The transfer was done without the knowledge of the council, because the council plays no role in the process of transferring funds.  The money was appropriated to DPW by the council during the previous budget cycle, and the payment to BlueIndy was authorized by the DPW Board, which includes council appointees.  It seems as if the Auditor’s office may be taking its cue from a handful of councilors who announced their intention to find a way to block BlueIndy funding, simply because they don’t like the program.  Regardless of their like or dislike of Indy’s new car share service, the Auditor’s office did have knowledge of the funds transfer.

Voorhies and Bart Brown, the chief financial officer for the council, both contend Mayor Ballard’s administration did not have the authority to request the wire transfer. Brown is not a party in the lawsuit.

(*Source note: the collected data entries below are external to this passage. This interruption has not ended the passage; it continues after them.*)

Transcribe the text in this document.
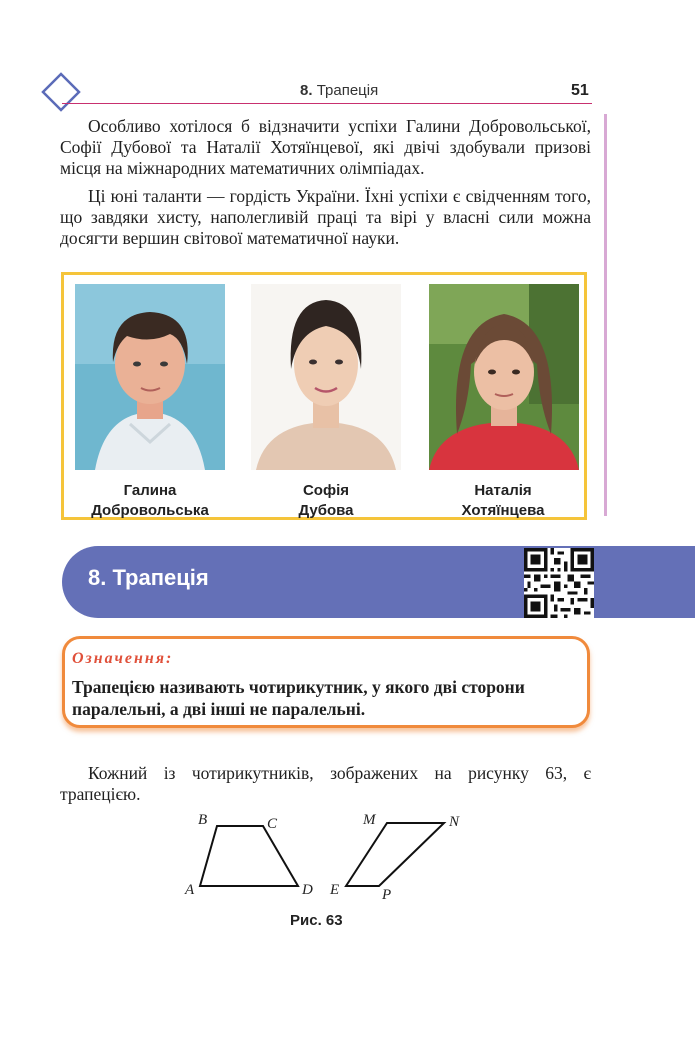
8. Трапеція	51

Особливо хотілося б відзначити успіхи Галини Добровольської, Софії Дубової та Наталії Хотяїнцевої, які двічі здобували призові місця на міжнародних математичних олімпіадах.

Ці юні таланти — гордість України. Їхні успіхи є свідченням того, що завдяки хисту, наполегливій праці та вірі у власні сили можна досягти вершин світової математичної науки.

Галина
Добровольська
Софія
Дубова
Наталія
Хотяїнцева
8. Трапеція
Означення:
Трапецією називають чотирикутник, у якого дві сторони паралельні, а дві інші не паралельні.

Кожний із чотирикутників, зображених на рисунку 63, є трапецією.

A
B	C
D
M	N
E	P
Рис. 63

They claim only there was no appropriation from the council and that Voorhies is the only person who can sign off on the wire transfer.

The Department of Public Works board did approve the $6 million at its meeting late last month, but Brown has said the board’s vote was invalid because the city’s contract with BlueIndy is invalid.

According to Brown, the contract was not competitively bid. Ballard’s office admitted this during that same board hearing last month, publicly stating that it was bid through Indianapolis Power and Light, which has invested $3.7 million in the car-sharing program.

According to testimony during that meeting, the $6 million is intended to help BlueIndy make infrastructure improvements that will help guide the installation of more charging sites for its electric cars.

The city’s contract with BlueIndy, reviewed by I-Team 8, provides BlueIndy with exclusive rights to run the city’s electric car-sharing service. The company is also under a deadline to build 50 charging sites by the end of the year or face paying a $1 million fine to IPL.

The city inked a 15-year deal with BlueIndy that includes a requirement that BlueIndy will receive $6 million into an escrow account on or about Sep. 1, 2015. The contract also includes profit-sharing for both the city and IPL. However, Blueindy President Muller said that the company isn’t expecting to break even until at least year three.